Dearest Samsung S5600,
I´ve been meaning to tell you all these things, but there never seems to be a right moment. And I don´t want to blurt it all out at an inappropriate time and make the situation all emotionally awkward and shit. So I decided to write you instead.
(Fuck, did I just use a swearword? Right there in the first fucking sentence. Shouldn´t swear in love letters. Stupid. But this is a pen I´m writing with and this here is pretty goddamn expensive paper, and my last sheet of it too. So I really can´t make it go away. I´m sorry about that, I´m so fucking sor
Nevermind. Let´s just pretend these last five lines didn´t happen, ok? Oh, and try to forget that S-word up there too if that´s cool with you.)
Um. So. I´ve been giving a lot of thought to our relationship lately. And I must say you´ve definitely earned your place as my primary communicational device. This may not seem like such a huge deal to you, seeing as my other major means of communication include flatulence, growling, violent dick punches and Facebook. But I need you to understand this: it means much to me. Very, very much.
See, you´re different from my previous phones. I know you´re a brand new model and yeah – I was shy at first but now I can admit it – you ARE my first touchscreen. But that´s not it, not really. It´s more of a manufacturer thing. You see, I´ve been a pretty consistent Nokia man almost all my adult life. I really don´t know why I took a leap in the dark by choosing you as my new phone.
Maybe it´s because I used to have this older Samsung clamshell phone when I was young. It was a short relationship, thanks to a terrible accident involving a large chilli dinner, a toilet bowl and tragically loose trouser pockets. But it left me with some good memories. Maybe those memories sparked my interest in you.
Sorry, did I just ruin this for you forever?
They say first impressions are important, and in your case they certainly were. Before you came along, I always had these chunky Nokias. They worked reliably enough, but if you tried to keep them in your front pocket you always ended up looking like you had a boner painted by Picasso. Looks-wise, your sleek, black design and colourful menus were a drastic change for the better.

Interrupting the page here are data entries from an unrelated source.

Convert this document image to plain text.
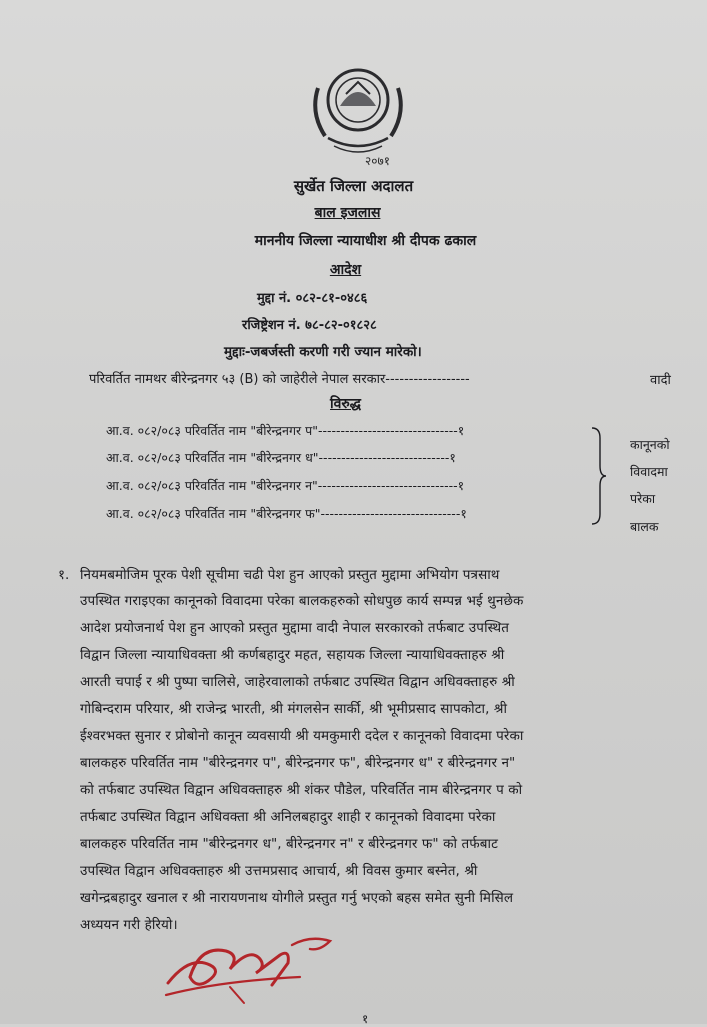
२०७१
सुर्खेत जिल्ला अदालत
बाल इजलास
माननीय जिल्ला न्यायाधीश श्री दीपक ढकाल
आदेश
मुद्दा नं. ०८२-८१-०४८६
रजिष्ट्रेशन नं. ७८-८२-०१८२८
मुद्दाः-जबर्जस्ती करणी गरी ज्यान मारेको।
परिवर्तित नामथर बीरेन्द्रनगर ५३ (B) को जाहेरीले नेपाल सरकार------------------	वादी
विरुद्ध
आ.व. ०८२/०८३ परिवर्तित नाम "बीरेन्द्रनगर प"-------------------------------१
आ.व. ०८२/०८३ परिवर्तित नाम "बीरेन्द्रनगर ध"-----------------------------१
आ.व. ०८२/०८३ परिवर्तित नाम "बीरेन्द्रनगर न"-------------------------------१
आ.व. ०८२/०८३ परिवर्तित नाम "बीरेन्द्रनगर फ"-------------------------------१
कानूनको
विवादमा
परेका
बालक
१. नियमबमोजिम पूरक पेशी सूचीमा चढी पेश हुन आएको प्रस्तुत मुद्दामा अभियोग पत्रसाथ
उपस्थित गराइएका कानूनको विवादमा परेका बालकहरुको सोधपुछ कार्य सम्पन्न भई थुनछेक
आदेश प्रयोजनार्थ पेश हुन आएको प्रस्तुत मुद्दामा वादी नेपाल सरकारको तर्फबाट उपस्थित
विद्वान जिल्ला न्यायाधिवक्ता श्री कर्णबहादुर महत, सहायक जिल्ला न्यायाधिवक्ताहरु श्री
आरती चपाई र श्री पुष्पा चालिसे, जाहेरवालाको तर्फबाट उपस्थित विद्वान अधिवक्ताहरु श्री
गोबिन्दराम परियार, श्री राजेन्द्र भारती, श्री मंगलसेन सार्की, श्री भूमीप्रसाद सापकोटा, श्री
ईश्वरभक्त सुनार र प्रोबोनो कानून व्यवसायी श्री यमकुमारी ददेल र कानूनको विवादमा परेका
बालकहरु परिवर्तित नाम "बीरेन्द्रनगर प", बीरेन्द्रनगर फ", बीरेन्द्रनगर ध" र बीरेन्द्रनगर न"
को तर्फबाट उपस्थित विद्वान अधिवक्ताहरु श्री शंकर पौडेल, परिवर्तित नाम बीरेन्द्रनगर प को
तर्फबाट उपस्थित विद्वान अधिवक्ता श्री अनिलबहादुर शाही र कानूनको विवादमा परेका
बालकहरु परिवर्तित नाम "बीरेन्द्रनगर ध", बीरेन्द्रनगर न" र बीरेन्द्रनगर फ" को तर्फबाट
उपस्थित विद्वान अधिवक्ताहरु श्री उत्तमप्रसाद आचार्य, श्री विवस कुमार बस्नेत, श्री
खगेन्द्रबहादुर खनाल र श्री नारायणनाथ योगीले प्रस्तुत गर्नु भएको बहस समेत सुनी मिसिल
अध्ययन गरी हेरियो।
१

Of course – if I´m totally honest with you – I might not have been as impressed at first sight had I known that your slick black shell is almost impossible to get a grip on.
Or that your surface looks and feels like it´s been smeared in butter after every use, no matter how quick the call, no matter how short the SMS, no matter how clean my hands are before touching you.
Or that the combination of the previous two qualities makes you about as easy to handle as a deep-fried bar of soap. One touch and hey presto! “I can´t believe it´s not butter!”
But none of that is your fault. How could your designer have known that people would ever handle you with anything with any grease on it? Like, for example, FINGERS.
Me and my Samsung, Autumn 2010
I really admire the way you´re in touch with your darker side. Most touchscreen phones are pretty vanilla about how they´re handled, responding mostly to light fingerstrokes. But you, you don´t want none of that “touch me gently with a feathered kitten´s whisker” shit. You play it tough and like it rough.
Never in my life have I met a phone that can take – no, WANTS – so much pressing, begging and pleading. I must say I was a bit uncomfortable about this at first, because my past phones have all been more …traditional in their tastes. The idea of treating a phone this roughly had never even crossed my mind until you came along.
I still remember the dread I felt when I tried to open your phonebook for the first time and realized your touchscreen simply wouldn´t react to anything less than borderline violence. The ten or so seconds I waited for you to finally respond were some of the longest in my life. Then, teasingly and sloooooowly, you opened the application. And I knew I had found my phone.
User´s Manual, page 57: Operating touchscreen
Your little quirks are what I think I like the most. Like your sense of humour. Remember that time when you suddenly decided that there´s only room for 200 text messages in your memory, sent messages included? Good times!
Or how about the way you seem to take longer and longer every day to open up even the simplest applications?
And I STILL haven´t figured out how you manage to take more time to unlock than my aeons-old computer. (Seriously, stop doing that. Please.)
And the text messaging! Who else but you would even dream of hiding something as simple as the SMS behind no less than five folders? No one, that´s who.
(On a texting related side note, I´m choosing to believe that your SMS dictionary tool is a lovingly elaborate practical joke and not a pre-meditated attempt to make me insane. THAT´S how much I care.)
So, um, yeah. All in all, I´m really, really happy with you and lucky to have you. I know you´re not perfect but hey, nobody is. I most certainly am not. So, I guess what I´m trying to say is:
These months have been good. Or at least interesting.
And even though I may complain about practically having to sacrifice a goat to you every time I want to answer a call or send an SMS, it´s really just for show. I don´t mind.
Best wishes, hugs and kisses
“Or you could buy an iPhone. Just a thought.”